Saturday, October 31, 2015
Which to Keep?
Which to Keep?
“Do not be afraid to weed your collection” admonished Doll Guru of Gurus, the late John Noble in his classic “Dolls”, which happened to be my first book on the subject. My mom bought it for me when I was 7.
I was horrified at the thought. At age 7, it was hard enough to be able to get dolls to add the collection I officially started at age 3, let alone get rid of them!
But, over the years, I did give dolls away, many of them. My ne’er do well cousin in Greece managed to talk my mother out of two after we visited there; then her mother complained that they had to pay taxes on them. “Then they can send them, back!” was my answer. The offer still stands, by the way.
Now, I buy dolls to donate for good causes, and will occasionally make one as a gift, but I don’t weed, and I have never sold a doll, and unless I have to, probably never will.
I’ve slowed down considerably over the years, after all, one can’t have everything. But were I forced to start shedding dolls, I wouldn’t know where to start. Which to keep? My goal is a brick and mortar museum that will cover the history of dolls, and with it, a good deal of human history. It is precisely that dolls are ephemeral that I feel they should be preserved. I love the staggering variety of my dolls, from the tiny Ushabti and rice Kokeshi dolls, to the 8 ft pirate for Halloween, and everything in between.

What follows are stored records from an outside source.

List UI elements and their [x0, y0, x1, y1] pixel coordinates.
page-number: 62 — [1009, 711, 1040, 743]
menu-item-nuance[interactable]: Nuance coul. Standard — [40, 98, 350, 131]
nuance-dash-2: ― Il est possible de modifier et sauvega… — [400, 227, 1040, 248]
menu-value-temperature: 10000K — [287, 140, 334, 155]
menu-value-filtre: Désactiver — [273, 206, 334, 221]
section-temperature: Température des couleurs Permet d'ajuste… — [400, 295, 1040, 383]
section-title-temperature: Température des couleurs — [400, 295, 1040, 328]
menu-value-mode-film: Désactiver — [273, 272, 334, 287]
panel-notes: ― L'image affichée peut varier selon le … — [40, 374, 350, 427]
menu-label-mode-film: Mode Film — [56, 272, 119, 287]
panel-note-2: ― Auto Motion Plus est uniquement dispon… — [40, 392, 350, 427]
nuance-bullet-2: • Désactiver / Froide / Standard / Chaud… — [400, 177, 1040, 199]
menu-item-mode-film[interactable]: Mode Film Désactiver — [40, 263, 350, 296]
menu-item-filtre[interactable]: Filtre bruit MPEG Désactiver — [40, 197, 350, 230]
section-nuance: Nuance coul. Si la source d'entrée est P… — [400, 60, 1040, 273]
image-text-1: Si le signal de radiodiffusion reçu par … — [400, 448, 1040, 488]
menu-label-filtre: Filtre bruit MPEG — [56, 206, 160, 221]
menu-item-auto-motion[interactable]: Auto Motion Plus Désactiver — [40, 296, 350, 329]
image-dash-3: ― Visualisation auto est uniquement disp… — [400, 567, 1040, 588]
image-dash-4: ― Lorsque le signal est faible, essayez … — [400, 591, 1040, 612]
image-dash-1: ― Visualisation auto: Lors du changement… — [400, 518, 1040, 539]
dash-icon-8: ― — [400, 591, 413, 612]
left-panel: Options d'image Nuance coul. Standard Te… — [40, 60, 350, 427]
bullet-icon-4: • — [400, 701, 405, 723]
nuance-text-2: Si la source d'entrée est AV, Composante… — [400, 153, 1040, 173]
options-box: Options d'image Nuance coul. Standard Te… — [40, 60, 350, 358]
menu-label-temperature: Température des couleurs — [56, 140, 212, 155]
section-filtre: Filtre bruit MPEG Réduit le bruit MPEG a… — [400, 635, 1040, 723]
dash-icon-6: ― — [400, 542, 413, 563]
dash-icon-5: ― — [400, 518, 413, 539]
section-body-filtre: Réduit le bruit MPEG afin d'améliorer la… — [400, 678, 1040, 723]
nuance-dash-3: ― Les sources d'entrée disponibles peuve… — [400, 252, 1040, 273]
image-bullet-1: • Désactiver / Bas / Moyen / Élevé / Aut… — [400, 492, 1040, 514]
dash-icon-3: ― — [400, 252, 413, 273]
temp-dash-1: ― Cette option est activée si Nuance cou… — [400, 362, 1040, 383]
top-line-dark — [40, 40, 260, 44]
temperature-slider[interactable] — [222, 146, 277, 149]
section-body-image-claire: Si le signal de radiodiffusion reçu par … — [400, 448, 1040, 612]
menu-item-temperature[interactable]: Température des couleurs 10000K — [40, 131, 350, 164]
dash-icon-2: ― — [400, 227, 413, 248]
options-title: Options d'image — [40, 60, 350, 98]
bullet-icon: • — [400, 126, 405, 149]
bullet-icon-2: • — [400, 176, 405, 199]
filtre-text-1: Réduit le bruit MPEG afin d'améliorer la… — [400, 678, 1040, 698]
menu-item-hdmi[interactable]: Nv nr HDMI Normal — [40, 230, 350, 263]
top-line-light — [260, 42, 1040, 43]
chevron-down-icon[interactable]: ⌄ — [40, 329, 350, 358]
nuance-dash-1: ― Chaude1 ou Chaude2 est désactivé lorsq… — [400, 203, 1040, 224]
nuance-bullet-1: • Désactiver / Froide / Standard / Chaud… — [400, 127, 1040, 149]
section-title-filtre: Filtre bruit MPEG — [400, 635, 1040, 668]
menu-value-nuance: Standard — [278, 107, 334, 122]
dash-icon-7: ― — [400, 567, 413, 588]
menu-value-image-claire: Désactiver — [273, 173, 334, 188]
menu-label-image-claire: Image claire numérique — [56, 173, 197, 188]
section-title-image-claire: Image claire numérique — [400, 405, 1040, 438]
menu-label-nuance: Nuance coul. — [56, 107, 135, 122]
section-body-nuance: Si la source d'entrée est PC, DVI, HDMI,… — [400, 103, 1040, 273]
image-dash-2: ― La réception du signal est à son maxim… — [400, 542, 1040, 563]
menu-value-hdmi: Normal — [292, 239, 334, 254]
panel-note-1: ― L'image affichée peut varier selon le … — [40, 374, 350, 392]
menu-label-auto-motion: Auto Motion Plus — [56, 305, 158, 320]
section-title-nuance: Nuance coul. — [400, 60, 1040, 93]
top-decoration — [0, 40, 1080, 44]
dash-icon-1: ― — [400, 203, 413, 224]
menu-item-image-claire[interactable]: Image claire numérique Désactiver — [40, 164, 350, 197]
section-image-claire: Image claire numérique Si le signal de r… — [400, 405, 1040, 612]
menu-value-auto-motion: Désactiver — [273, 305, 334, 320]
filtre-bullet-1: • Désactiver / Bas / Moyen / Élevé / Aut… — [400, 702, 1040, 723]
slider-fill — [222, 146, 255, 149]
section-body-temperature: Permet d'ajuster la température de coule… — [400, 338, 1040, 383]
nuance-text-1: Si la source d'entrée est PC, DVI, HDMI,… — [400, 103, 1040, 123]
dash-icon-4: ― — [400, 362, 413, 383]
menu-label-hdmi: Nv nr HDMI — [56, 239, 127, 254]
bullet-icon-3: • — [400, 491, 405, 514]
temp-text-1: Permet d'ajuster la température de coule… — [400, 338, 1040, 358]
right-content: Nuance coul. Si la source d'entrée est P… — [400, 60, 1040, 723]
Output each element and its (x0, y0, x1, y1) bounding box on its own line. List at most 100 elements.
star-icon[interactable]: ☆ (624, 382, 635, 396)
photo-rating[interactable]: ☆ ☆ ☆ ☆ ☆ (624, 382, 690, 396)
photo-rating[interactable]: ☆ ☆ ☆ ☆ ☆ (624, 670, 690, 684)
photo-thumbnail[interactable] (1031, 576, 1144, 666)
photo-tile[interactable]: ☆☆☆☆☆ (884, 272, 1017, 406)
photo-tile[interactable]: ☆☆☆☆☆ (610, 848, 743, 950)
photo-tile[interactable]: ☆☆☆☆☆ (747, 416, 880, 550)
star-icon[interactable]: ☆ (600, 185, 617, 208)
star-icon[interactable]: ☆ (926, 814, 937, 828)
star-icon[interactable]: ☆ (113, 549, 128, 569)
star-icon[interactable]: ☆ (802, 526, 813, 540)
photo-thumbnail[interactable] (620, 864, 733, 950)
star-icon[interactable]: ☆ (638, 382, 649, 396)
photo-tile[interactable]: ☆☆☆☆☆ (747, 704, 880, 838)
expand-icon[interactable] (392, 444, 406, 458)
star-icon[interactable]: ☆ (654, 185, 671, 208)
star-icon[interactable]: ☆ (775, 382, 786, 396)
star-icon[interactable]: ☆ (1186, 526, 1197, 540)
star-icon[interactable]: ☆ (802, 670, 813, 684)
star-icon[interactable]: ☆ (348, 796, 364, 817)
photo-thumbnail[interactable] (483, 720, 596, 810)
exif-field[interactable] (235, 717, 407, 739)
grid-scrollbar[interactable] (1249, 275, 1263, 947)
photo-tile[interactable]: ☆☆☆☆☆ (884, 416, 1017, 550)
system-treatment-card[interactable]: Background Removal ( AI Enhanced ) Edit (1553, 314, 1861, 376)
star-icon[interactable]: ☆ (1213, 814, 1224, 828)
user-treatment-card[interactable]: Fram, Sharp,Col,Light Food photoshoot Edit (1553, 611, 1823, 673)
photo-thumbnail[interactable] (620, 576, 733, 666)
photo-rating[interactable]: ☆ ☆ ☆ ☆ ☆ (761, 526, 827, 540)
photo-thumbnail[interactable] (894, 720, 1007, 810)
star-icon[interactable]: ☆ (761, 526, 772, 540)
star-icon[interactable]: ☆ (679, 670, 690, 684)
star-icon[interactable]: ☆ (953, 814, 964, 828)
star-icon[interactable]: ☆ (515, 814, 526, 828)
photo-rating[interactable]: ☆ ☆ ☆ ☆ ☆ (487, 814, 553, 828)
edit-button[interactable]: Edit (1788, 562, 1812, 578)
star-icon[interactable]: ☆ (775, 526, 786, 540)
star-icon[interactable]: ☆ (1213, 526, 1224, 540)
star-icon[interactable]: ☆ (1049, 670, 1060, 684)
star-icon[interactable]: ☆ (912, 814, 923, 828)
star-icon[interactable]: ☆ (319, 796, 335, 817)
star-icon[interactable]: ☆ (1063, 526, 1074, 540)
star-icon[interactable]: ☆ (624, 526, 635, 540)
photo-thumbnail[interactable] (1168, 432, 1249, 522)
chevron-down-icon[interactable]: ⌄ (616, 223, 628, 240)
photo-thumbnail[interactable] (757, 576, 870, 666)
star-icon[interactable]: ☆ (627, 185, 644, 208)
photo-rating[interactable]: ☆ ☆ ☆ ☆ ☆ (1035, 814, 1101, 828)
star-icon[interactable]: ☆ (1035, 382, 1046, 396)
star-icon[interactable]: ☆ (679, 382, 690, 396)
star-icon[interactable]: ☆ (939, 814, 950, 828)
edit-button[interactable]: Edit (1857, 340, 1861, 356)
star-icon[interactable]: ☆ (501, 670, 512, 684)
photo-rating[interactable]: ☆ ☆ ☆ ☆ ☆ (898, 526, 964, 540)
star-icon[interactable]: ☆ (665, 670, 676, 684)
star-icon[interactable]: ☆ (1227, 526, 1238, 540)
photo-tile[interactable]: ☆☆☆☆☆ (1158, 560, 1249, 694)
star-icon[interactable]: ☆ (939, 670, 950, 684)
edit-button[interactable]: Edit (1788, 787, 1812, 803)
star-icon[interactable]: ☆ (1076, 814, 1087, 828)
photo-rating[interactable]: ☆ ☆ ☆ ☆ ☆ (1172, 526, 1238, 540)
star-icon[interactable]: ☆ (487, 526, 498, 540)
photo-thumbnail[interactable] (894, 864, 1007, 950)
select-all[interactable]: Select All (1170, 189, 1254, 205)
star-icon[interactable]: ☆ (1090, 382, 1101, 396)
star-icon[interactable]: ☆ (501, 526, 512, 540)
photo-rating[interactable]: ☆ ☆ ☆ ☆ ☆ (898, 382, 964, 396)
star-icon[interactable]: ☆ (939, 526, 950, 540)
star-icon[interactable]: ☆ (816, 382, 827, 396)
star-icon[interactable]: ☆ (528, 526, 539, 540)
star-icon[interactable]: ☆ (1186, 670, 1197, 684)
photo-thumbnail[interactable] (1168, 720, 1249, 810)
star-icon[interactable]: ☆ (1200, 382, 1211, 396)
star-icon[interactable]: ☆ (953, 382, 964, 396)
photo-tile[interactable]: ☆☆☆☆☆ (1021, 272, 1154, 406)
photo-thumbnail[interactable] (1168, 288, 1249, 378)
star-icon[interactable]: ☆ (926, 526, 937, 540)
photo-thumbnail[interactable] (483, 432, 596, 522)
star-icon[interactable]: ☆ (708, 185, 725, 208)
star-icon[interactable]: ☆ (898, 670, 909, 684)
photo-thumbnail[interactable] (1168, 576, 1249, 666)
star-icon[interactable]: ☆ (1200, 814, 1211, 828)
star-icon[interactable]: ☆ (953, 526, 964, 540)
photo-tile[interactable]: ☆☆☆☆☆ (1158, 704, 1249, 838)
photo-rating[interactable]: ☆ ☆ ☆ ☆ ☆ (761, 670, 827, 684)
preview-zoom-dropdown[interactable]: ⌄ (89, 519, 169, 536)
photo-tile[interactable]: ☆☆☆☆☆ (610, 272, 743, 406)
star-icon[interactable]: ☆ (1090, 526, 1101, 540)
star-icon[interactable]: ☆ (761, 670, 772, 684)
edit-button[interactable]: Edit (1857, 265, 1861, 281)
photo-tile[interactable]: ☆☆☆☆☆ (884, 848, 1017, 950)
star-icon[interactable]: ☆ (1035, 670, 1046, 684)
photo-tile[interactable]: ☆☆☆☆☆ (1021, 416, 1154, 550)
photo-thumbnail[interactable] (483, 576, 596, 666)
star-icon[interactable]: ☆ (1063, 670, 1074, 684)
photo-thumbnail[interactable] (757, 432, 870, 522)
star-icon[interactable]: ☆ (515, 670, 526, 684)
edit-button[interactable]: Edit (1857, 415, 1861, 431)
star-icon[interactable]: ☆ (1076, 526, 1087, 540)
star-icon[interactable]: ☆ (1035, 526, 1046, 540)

It took years to find just a few French bisques, and some of the automatons were mine by sheer luck. The dolls that my mother and family bought? Nonnegotiable. They stay. Same for the dolls my dad brought from trips, and the ones that my uncle brought from Korea and Japan and later gave to me.
I could probably fill the drawers of a good sized bureau with Frozen Charlottes and penny dolls, and several file cabinets with paper dolls and paper doll books. Yet, no two are alike, and each has a story and a reason for being in the collection. Don’t even think the “H” word; we don’t believe in such heresies here.
Crowded and cluttered we may be some time, but messy and dirty we are not. As that great collector who inspired me, the late Lenon Hoyte said in “Who won Second Place in Omaha?” “clutter is clutter and a mess is a mess.”
It’s a worthwhile full time job to manage such a big collection, but it’s rewarding, too. Now, when even holidays are denied me, and I can’t decorate for lack of time, I can steal down to my storage places and look through the ornaments labeled “Halloween” and “Christmas,” “Thanksgiving” and “Easter”, and by looking at the holiday dolls relive happier times.
Which to keep? All of them. We’ll manage, and we’ll have that museum.